The battery measured 0.03V today !

Here's what happened.
A very strong storm moved through at around 2pm yesterday, high winds, the whole thing. The sky was almost black.
About half an hour into it all, there was a zzzzing CRACK of a lightning bolt, the thunder sound happened right with it.
An unplugged CRT monitors' degauss coil made the familiar 'boing' noise, all our electric went off for about a minute.
A couple of minutes later, there was a large bang sound from the back garden area, sounding like an electrical transformer blowing.
Our car is in the driveway that's at the back of the garden.

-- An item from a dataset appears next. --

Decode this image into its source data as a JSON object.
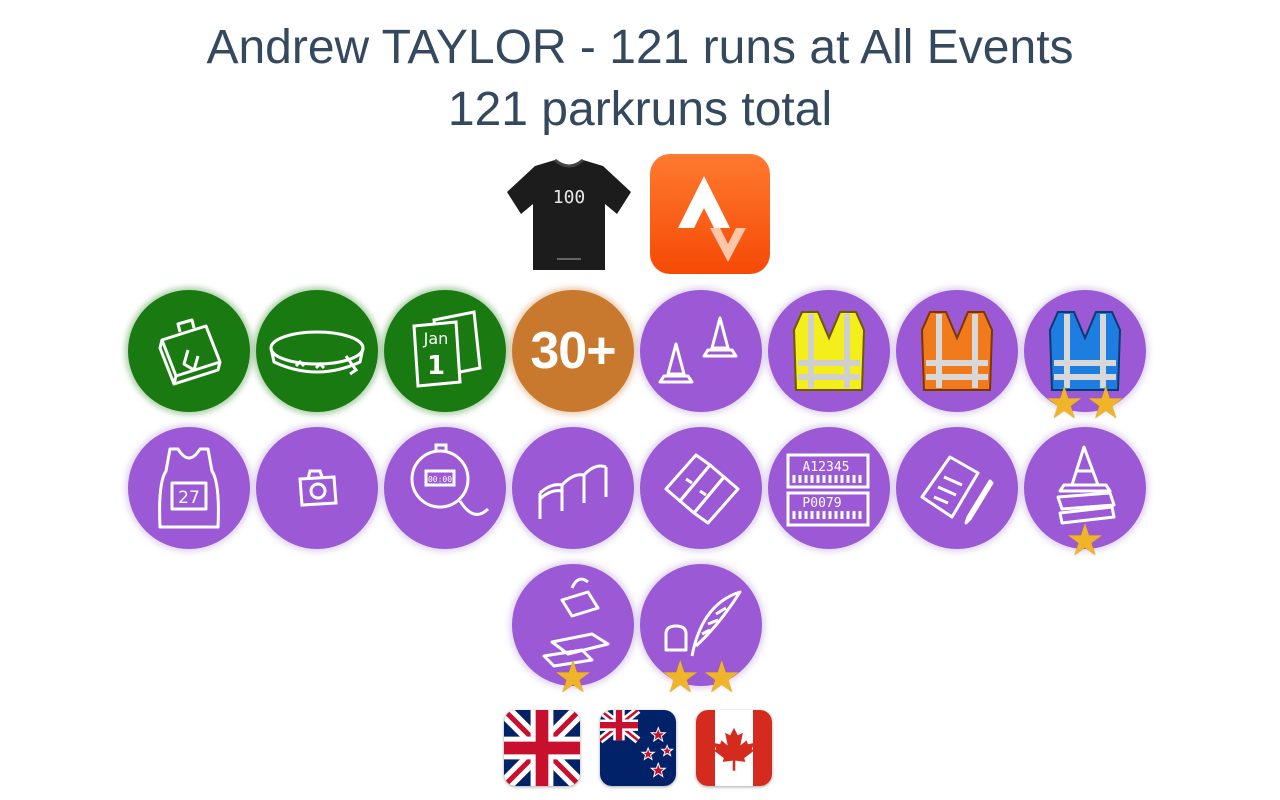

We went out to the car this afternoon and my wife said 'it looks like the battery in the key fob has finally gone', so she opened the doors manually with the key.
Went to turn the ignition and absolutely nothing.
A note - she parks up in the same way every time, it was last used Tuesday afternoon, so no lights were left on or whatnot.

The big thing was when checking the battery - 0.03V
I brought a spare battery from in the house, that is used for solar projects. Then disconnected the car battery to try it.
It turned the engine over a few times but the car didn't start.  
I then put the battery to the car one, just to see if there had been plate damage or such and if it would charge at all.
The attached pic shows the voltage level after 10 seconds connected - 1.22V

I charged the spare battery for 1/2hr with an old laptop power supply (bit of a tip there, as long as you use a heatsink and the charging battery isn't much lower than cranking amperage.
Connected up (bypassing the car battery) and the engine turned over better a few times but didn't start.
So, I reconnected the 2.6A charger and left it for 1 1/2hrs. Disconnected the charger to try the car again.
Connected up and now, with the battery at 13.15V my wife turned the key.
There was a loud click noise, possibly a relay and then nothing at all. No electrics no nuffin.
No fuses seem to have gone, I checked all the main ones that are under the bonnet/hood.
We have no idea what's blown and why anything might blow, considering the battery was the same one and just had a bit more juice in it.

Any ideas gents ?

The theory is - that the car was either struck or the lightning blasted right next to it. The ions were stripped from the plates by the EMP blast.


Car battery voltage pic.
Sorry about the quality, it was going dark.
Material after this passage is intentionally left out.